Study design, sites, and participants
This prospective cohort study included consecutive patients with XDRAB pneumonia in Phramongkutklao Hospital, a 1200-bed tertiary care military hospital in Thailand, from 1 July 2016 to 30 September 2017. After the approval of the protocol by the Institutional Review Board, Royal Thai Army Medical Department (www.irbrta.pmk.ac.th reference number R061h/59), patients aged ≥18 years with XDRAB pneumonia, who received definite treatment with colistin, combined with sulbactam or carbapenems (imipenem or meropenem) were enrolled in the study. XDRAB pneumonia was diagnosed when patients with clinical diagnosis of pneumonia had a single pathogen of XDRAB isolated from their sputum culture, which was collected from tracheal suction or mouth on the date of diagnosis. The sputum collected from mouth must have >25 neutrophils and <10 squamous epithelial cells per low power field to be determined as significant. The exclusion criteria included patients who developed a new infection during the treatment, had concurrent diagnosis of another site of infection, had organisms other than XDRAB obtained from blood or sputum culture or received switch regimens between sulbactam and carbapenems.
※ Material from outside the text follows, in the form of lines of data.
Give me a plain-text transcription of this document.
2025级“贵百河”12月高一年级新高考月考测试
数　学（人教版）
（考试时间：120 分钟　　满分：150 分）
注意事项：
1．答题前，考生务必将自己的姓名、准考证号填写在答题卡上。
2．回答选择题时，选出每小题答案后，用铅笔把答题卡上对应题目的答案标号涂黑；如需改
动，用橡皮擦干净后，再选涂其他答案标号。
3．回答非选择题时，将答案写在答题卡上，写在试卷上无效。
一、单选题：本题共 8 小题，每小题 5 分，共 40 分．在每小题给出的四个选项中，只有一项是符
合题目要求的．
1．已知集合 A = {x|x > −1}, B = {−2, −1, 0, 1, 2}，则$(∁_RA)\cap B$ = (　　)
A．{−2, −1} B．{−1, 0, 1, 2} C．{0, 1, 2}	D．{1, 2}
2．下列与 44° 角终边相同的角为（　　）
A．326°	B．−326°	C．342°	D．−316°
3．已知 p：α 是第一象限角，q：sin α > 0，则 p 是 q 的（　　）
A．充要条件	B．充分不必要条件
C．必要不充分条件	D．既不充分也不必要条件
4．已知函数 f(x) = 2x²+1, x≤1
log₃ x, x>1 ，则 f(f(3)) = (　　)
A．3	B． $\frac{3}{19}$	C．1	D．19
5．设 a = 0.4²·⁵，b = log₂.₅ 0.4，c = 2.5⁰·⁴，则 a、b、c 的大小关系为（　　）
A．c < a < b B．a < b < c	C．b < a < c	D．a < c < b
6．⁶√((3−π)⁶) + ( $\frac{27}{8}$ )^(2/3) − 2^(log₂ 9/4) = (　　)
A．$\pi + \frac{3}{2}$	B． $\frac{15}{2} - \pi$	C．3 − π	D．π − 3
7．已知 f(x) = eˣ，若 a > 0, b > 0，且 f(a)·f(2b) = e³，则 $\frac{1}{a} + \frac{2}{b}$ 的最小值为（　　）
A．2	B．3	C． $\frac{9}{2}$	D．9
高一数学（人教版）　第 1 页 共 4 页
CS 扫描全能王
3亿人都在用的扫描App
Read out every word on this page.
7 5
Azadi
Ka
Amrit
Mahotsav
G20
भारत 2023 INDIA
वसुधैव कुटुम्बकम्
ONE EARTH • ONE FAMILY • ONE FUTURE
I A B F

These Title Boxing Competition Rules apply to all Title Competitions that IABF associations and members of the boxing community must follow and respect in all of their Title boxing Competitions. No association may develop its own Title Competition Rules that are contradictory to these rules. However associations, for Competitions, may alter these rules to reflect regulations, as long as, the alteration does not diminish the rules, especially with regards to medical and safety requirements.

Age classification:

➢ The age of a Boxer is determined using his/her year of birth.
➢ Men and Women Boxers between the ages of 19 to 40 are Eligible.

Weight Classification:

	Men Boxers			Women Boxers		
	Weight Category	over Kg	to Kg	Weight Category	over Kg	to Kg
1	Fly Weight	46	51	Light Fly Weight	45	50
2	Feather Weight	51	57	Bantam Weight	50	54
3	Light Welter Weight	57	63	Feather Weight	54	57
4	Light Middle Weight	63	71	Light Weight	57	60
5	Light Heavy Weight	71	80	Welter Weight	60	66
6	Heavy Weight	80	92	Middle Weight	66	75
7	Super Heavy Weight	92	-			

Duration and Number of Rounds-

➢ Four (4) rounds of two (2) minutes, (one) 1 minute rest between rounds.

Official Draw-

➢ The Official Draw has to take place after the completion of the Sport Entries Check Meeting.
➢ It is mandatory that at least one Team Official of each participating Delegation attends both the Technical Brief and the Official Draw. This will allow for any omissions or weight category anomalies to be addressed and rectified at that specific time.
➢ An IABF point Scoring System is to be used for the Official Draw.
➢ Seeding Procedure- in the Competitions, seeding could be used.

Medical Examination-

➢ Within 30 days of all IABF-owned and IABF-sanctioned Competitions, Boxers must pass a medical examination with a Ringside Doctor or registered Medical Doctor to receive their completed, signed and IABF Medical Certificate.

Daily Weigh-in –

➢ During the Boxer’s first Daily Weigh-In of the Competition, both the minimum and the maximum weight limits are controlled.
Eligible patients were categorized in 2 groups as followed; those who received colistin with sulbactam (CL+SB) and those who received colistin with carbapenems (CL+CB). The maximum dosage of 6 g/day of sulbactam was derived from ampicillin/sulbactam and cefoperazone/sulbactam. The maximum dosage of imipenem and meropenem were 2g and 3g/day, respectively. Colistin was used at the maximum dosage of 300 mg/day. These antibiotics were intravenously administered with dosage adjustment according to renal function.
Variables and definitions
The primary outcome was 28-day mortality rate after initiation of antibiotic. The secondary outcomes were 7-day and 14-day mortality rates, length of hospital stay, length of ICU stay and ventilator days. The baseline demographics data included: sex, age, underlying condition, hospital service, ventilator status, antimicrobial treatment (empirical and definite), intubation and susceptibility data of sputum. Additionally, blood culture samples were collected. The clinical outcomes included: duration of admission, duration of ventilator use, length of hospital stay, length of ICU stay, vital signs, APACHEII severity score (14), kidney functions and complete blood counts.
XDRAB was defined as A. baumannii with at least 1 drug resistance in 3 or more drug groups including antipseudomonal carbapenems, antipseudomonal fluoroquinolones, and antipseudomonal cephalosporins by using automate broth microdilution test. CLSI recommendations were used for susceptibility interpretation.(15) Pneumonia and definition of HAP and VAP were defined according to CDC definition.(16)
Mortality rates were measured regarding the day when sputum culture was collected (considered as day 1). Ventilator day was defined as duration between the day of intubation (in HAP patients with respiratory failure) or the day when sputum culture was collected (in VAP patients) and the day of extubation or death. Acute kidney injury was defined according to KDIGO 2012 guidelines,(17) and disseminated intravascular coagulation (DIC) was defined if ISTH score ≥5,(18) septic shock was defined when patients received vasopressor.
Comparisons between the groups were performed using Pearson’s chi-square test, or Fisher’s exact test, as appropriate for proportions and with Student’s T-test or Mann-Whitney U test, as appropriate for continuous outcomes. Variables with a p-value <0.2 in univariate analysis were introduced into multivariate analyses, which were performed using Cox regression analyses. All p-values were two-tailed with those less than 0.05 considered statistically significant. All statistical analyses were performed using IBM SPSS Statistics for Windows v.22.0 (IBM Corp., Armonk, NY, USA).